2. Dysfunctional parenting
Healthy parenting plays an important role in the development of an individual’s self-esteem. Individuals who have had parents who are either too critical or too busy to give them any attention may have lost confidence in their own abilities, and might end up feeling like they are not valuable enough for people to want to be around them.
3. Messages from the media
Advertisements are created to tell people they’re missing out on something in order to make them desire it. TV shows and movies also create unrealistic standards for how a person should look and behave, causing individuals to believe that they do not measure up. People are constantly surrounded by these messages which inevitably have a negative impact on their self-esteem.
How Can Individuals Build Healthy Self-Esteem?
1. Practise affirmations
Affirmations are positive messages that you can repeat to yourself in order to replace the negative messages you might constantly hear from yourself or those around you. Try making a list of 3-4 of these messages and repeat them to yourself every now and then. For example, “I am worthy of love and respect”, “I am a good and supportive friend”, “I like myself just the way I am”.

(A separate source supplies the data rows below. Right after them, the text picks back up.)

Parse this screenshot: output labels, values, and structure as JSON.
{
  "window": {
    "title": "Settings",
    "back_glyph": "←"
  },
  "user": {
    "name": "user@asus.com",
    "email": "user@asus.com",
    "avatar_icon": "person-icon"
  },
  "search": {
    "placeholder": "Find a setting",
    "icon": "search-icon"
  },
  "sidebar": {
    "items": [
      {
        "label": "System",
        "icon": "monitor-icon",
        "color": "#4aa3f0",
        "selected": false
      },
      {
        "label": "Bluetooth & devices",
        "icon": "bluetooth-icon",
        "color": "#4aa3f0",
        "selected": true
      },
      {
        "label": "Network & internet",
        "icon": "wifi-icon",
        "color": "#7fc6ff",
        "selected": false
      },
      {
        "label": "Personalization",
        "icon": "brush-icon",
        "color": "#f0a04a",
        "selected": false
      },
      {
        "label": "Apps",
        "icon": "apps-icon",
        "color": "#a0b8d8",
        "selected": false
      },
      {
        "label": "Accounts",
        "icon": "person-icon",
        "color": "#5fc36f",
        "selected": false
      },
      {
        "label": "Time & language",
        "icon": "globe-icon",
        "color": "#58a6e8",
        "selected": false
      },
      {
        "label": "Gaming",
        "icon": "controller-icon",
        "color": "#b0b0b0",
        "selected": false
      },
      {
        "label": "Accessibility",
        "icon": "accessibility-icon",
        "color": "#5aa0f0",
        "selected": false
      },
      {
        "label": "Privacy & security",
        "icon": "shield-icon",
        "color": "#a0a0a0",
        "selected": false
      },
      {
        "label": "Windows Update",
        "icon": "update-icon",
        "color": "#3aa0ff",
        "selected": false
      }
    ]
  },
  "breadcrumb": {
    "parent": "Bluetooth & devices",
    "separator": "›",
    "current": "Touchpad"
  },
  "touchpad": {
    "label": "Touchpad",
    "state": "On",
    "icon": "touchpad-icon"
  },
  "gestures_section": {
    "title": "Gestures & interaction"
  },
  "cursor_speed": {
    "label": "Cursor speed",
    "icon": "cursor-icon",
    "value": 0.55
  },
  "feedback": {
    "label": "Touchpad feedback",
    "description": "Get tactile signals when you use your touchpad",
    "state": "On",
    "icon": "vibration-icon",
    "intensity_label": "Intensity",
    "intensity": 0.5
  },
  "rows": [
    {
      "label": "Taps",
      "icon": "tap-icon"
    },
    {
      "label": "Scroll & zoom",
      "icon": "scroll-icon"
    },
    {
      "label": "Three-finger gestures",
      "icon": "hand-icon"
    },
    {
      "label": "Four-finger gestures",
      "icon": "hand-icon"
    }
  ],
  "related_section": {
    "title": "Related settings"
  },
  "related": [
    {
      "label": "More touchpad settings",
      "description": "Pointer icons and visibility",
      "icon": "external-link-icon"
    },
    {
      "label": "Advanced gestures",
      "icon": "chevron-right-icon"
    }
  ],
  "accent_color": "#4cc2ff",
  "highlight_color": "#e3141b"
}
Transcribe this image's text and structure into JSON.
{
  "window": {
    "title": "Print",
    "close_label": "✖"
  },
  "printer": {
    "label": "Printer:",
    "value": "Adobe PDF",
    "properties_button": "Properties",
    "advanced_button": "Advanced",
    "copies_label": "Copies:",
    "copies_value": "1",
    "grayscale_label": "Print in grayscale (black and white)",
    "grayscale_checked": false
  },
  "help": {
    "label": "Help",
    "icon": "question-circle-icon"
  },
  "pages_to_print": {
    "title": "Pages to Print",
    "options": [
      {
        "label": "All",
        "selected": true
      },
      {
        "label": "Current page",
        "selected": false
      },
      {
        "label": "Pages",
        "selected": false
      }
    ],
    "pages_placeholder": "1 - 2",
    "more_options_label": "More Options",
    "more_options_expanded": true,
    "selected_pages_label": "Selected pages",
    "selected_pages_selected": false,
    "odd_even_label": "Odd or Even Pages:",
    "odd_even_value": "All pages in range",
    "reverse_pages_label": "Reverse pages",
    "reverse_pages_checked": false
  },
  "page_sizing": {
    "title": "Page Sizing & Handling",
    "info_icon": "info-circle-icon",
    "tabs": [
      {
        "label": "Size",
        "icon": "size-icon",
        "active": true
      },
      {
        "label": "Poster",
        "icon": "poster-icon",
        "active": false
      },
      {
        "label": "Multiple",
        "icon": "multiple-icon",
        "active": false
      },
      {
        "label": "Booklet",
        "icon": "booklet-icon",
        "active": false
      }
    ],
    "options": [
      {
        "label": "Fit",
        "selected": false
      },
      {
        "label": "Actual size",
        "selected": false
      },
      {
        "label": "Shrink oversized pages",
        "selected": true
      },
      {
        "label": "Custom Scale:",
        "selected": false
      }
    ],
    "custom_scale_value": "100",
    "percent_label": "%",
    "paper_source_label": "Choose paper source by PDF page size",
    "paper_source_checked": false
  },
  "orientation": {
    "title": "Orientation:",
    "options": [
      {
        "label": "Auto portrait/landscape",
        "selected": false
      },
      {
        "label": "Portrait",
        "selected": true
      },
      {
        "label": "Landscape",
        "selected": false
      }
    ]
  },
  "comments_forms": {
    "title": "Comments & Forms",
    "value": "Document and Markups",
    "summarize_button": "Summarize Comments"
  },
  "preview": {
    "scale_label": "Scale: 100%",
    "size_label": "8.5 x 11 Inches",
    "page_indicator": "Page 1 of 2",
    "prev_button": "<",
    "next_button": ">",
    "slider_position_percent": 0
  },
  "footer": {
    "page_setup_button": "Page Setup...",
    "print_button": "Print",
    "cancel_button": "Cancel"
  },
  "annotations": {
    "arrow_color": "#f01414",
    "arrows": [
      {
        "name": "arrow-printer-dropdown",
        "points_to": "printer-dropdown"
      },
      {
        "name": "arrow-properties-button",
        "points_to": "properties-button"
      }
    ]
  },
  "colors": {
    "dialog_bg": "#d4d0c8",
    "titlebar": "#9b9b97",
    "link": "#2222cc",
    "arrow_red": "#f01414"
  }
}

2. Identify your strengths
People with low self-esteem tend to focus on their negative qualities and overlook their positive ones. Try keeping aside a few moments of your day to think about how you contributed to your life and other people’s in a positive manner. It could be something small like holding the door for a co-worker or making someone laugh with a joke.
3. Build better relationships
It’s important to have people in your life who value and respect you just as you are, instead of constantly attacking you. This doesn’t mean that they overlook your flaws, but that they are able to communicate their issues with you in a constructive manner that leaves room for improvement.